A fund strategy is a style of
investment that is governed by a set of procedures and rules created to guide
investors for designing their investment portfolio. Damian Maggio says fund strategies guide investors' decision based
on their objectives and risk profile. A few investment strategies are
meant to offer outstanding returns with high-risk, while some investment
strategies focus on wealth protection.
Factors that you should think
about
- Without
an appropriate investment strategy, your investment will have no
direction.
- Investment
tactics should be framed by considering your risk profile and goals.
- Your
investment horizon must play a critical factor for framing fund
strategy.
Significance of fund
strategies
Mutual fund investment
strategies, or any other investment kind, must incorporate an understanding of
the market conditions and final objective of the fund. Since mutual
funds are typically pools of money managed by a specialized money manager,
there are numerous different mutual fund investment strategies. Prospective
strategies are only restricted by regulatory problems, the ability of money
managers, the wish of a sponsor to establish such a fund and the demand from
investors for that kind of fund.
Outline of Fund Investment
Strategies
Damian Maggio says that mutual funds are categorized by mutual fund
surveys into categories based on their investment policy statement and the
principal type of assets held. This classification influences the mutual fund investment
strategies that are applicable.
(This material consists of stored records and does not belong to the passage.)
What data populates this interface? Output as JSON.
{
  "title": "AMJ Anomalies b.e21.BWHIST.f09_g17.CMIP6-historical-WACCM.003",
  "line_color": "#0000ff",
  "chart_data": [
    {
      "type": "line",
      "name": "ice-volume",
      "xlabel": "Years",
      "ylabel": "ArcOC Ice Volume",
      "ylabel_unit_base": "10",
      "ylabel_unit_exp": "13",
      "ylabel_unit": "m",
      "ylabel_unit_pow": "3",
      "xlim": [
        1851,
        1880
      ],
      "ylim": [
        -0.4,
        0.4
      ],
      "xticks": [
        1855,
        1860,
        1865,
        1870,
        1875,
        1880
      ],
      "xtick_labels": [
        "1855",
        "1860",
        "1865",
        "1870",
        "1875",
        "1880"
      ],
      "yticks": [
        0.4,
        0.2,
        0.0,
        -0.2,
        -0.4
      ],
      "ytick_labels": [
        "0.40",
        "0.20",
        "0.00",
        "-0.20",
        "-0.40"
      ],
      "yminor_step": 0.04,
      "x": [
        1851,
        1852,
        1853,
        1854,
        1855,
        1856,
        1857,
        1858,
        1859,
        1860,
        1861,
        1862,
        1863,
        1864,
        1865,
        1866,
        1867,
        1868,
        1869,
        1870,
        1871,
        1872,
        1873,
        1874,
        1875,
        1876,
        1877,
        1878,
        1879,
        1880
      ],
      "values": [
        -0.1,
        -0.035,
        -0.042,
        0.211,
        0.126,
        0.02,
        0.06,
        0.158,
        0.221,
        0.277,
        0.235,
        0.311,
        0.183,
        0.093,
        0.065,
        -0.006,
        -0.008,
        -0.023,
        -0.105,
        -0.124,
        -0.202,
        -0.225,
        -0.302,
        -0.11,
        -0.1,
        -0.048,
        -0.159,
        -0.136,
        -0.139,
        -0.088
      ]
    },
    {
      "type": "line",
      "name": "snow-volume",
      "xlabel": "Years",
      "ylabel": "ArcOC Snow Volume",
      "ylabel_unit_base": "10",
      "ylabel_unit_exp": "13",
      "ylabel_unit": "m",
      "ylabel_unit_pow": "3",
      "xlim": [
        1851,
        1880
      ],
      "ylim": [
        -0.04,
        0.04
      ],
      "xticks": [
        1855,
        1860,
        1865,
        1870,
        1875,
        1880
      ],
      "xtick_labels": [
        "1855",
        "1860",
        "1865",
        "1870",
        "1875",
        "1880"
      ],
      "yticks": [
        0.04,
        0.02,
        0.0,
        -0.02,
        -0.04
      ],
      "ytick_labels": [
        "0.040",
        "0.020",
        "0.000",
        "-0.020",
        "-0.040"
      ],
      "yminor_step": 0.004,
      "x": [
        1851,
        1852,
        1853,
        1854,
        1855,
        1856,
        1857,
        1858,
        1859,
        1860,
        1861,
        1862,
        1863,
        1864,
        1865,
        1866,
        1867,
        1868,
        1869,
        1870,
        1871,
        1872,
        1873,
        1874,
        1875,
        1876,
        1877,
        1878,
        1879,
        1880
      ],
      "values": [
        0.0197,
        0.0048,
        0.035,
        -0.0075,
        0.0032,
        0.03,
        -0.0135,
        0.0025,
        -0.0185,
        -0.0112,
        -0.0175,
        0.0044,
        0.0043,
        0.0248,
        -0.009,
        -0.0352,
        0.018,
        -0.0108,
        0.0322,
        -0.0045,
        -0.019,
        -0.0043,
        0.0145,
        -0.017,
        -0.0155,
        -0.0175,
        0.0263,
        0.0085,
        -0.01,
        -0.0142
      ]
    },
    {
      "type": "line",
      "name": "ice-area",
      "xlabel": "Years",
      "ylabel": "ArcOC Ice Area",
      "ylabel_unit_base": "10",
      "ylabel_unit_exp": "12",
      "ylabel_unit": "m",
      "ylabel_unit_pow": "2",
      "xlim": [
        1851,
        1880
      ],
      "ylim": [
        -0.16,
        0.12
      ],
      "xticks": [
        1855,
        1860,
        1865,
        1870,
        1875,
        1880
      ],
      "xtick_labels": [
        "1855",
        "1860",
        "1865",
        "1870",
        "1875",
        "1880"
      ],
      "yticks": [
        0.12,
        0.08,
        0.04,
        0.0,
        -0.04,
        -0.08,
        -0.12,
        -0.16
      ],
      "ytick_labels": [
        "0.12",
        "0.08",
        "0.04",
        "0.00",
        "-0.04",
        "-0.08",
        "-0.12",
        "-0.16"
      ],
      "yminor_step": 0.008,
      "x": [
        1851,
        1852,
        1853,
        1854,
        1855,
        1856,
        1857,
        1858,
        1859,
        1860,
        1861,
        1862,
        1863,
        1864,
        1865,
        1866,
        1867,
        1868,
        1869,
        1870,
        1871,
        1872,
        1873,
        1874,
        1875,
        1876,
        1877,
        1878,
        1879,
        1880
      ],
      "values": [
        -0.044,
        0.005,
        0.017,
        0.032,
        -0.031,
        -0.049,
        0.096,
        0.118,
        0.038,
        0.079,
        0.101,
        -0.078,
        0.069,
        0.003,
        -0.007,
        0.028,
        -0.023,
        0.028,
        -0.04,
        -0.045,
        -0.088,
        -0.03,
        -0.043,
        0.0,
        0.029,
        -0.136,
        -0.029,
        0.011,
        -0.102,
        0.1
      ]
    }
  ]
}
The broad categories are:
Equity Funds, which hold mainly
common stocks, or “equities;” bonds and fixed income securities; Balanced
Funds, which hold bonds, stocks, and short-term securities and enable the
investment manager to change the proportion of these investments; Income or
Dividend Funds, which hold common and preferred stocks that generate high
dividend income; and Money Market or Short-Term Funds, which hold money market
securities, treasury bills, and other income generating investments which are
less than a year in term.
Initially, there would seem to be
little restraint on the fund type that can be made. In reality, most funds are setup
by marketing imperative. A fund support will only setup a type of fund if there
is the sufficient prospect of assembling adequate assets to offer a profitable
return.
Mutual fund investment strategies
affect the way these funds are arranged and the kinds of assets they can be
invested in. While classification can be quite loose, it is essential when
considering the classification and marketing of funds. As we have seen, loosely
defined categorization can cause disagreement between the actual investments of
a fund, its market category, and the internal understanding of the fund.